A RETIRED company director at the centre of a landmark €4.7m sex abuse award may be suffering from dementia, the High Court has heard.

It means there are now doubts over whether Joseph Carrick's victims will be able to recover the money from him.

An application may be made to set aside the award, Ms Justice Elizabeth Dunne was told yesterday.

Last November, Jacqueline O'Toole, who was raped and became pregnant by Carrick when she was a schoolgirl, was awarded a record €4m in damages by a High Court jury. Her cousin and best friend, Geraldine Nolan, who was also raped by Carrick, was awarded €700,000 in damages.

Carrick (72), of Blackrock, Co Dublin, did not contest the case, discharged his lawyers and the award was made in his absence.

He engaged new lawyers, and yesterday Ms Justice Dunne was told by John Rodgers, for Carrick, that he had received instructions that there were serious questions about his mental capacity. He said he wished to file an affidavit by a psychiatrist who examined him.

He said Carrick's new solicitor had to make other inquiries, including an issue over the signing over of power of attorney some years ago. This occurred when he was suffering from cancer and there were question marks over his survival.

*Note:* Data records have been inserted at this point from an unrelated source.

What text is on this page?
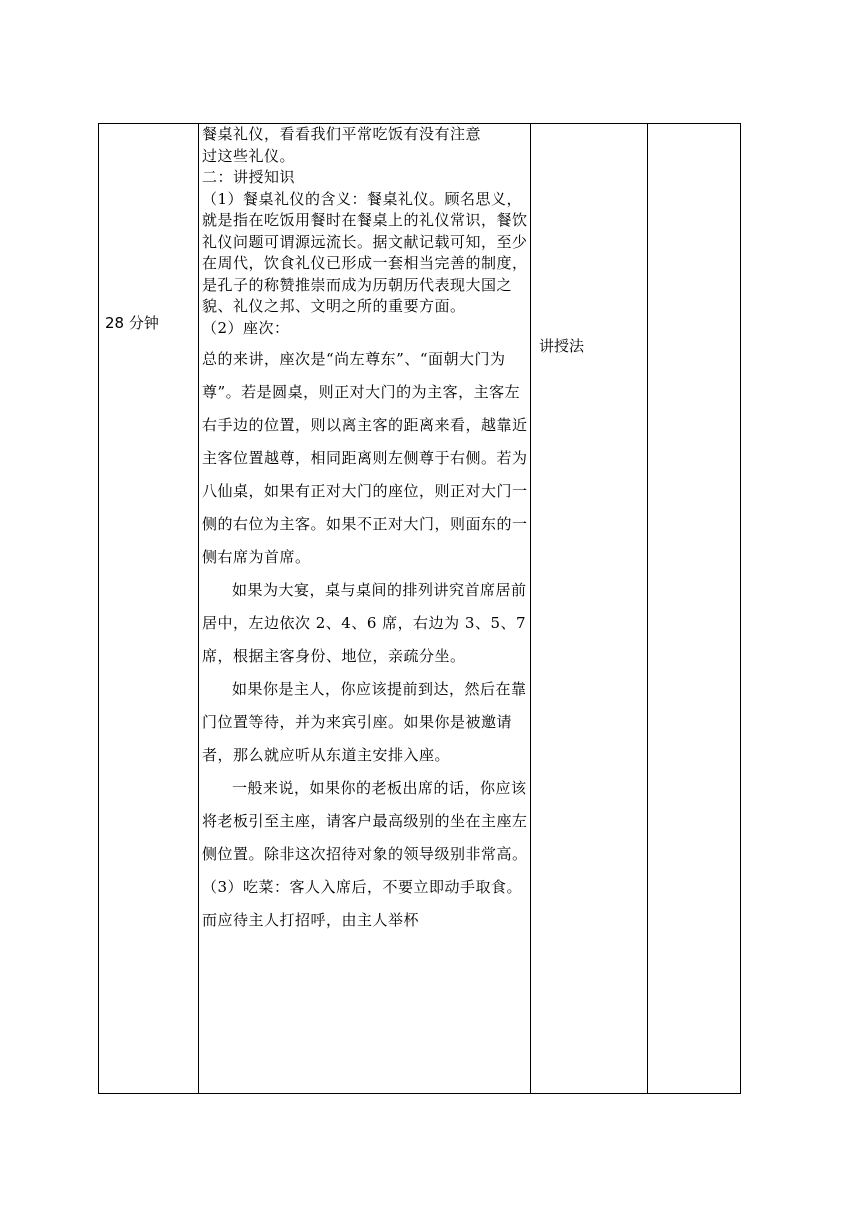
28 分钟

餐桌礼仪，看看我们平常吃饭有没有注意

过这些礼仪。

二：讲授知识

（1）餐桌礼仪的含义：餐桌礼仪。顾名思义，就是指在吃饭用餐时在餐桌上的礼仪常识，餐饮礼仪问题可谓源远流长。据文献记载可知，至少在周代，饮食礼仪已形成一套相当完善的制度，是孔子的称赞推崇而成为历朝历代表现大国之貌、礼仪之邦、文明之所的重要方面。

（2）座次：

总的来讲，座次是“尚左尊东”、“面朝大门为尊”。若是圆桌，则正对大门的为主客，主客左右手边的位置，则以离主客的距离来看，越靠近主客位置越尊，相同距离则左侧尊于右侧。若为八仙桌，如果有正对大门的座位，则正对大门一侧的右位为主客。如果不正对大门，则面东的一侧右席为首席。

如果为大宴，桌与桌间的排列讲究首席居前居中，左边依次 2、4、6 席，右边为 3、5、7 席，根据主客身份、地位，亲疏分坐。

如果你是主人，你应该提前到达，然后在靠门位置等待，并为来宾引座。如果你是被邀请者，那么就应听从东道主安排入座。

一般来说，如果你的老板出席的话，你应该将老板引至主座，请客户最高级别的坐在主座左侧位置。除非这次招待对象的领导级别非常高。

（3）吃菜：客人入席后，不要立即动手取食。而应待主人打招呼，由主人举杯

讲授法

"His solicitor is in a difficult position where he has a client who appears to have dementia and appeared to be suffering from it at the time of the trial," said Mr Rodgers.


There was provision to set aside an award where a person has not appeared to defend the case, he said.

Rudi Newman, for the women, said he was surprised at this development because, when Carrick discharged his solicitors, there was no mention of mental capacity.

His clients had got a judgment for the total €4.7m but "no effort has been made to pay a cent of it or to engage with his side".

The court had allowed €500 a week to be paid from Carrick's frozen assets for his living expenses, yet "my clients are not getting any money", he said.

Ms Justice Dunne adjourned the matter for two weeks.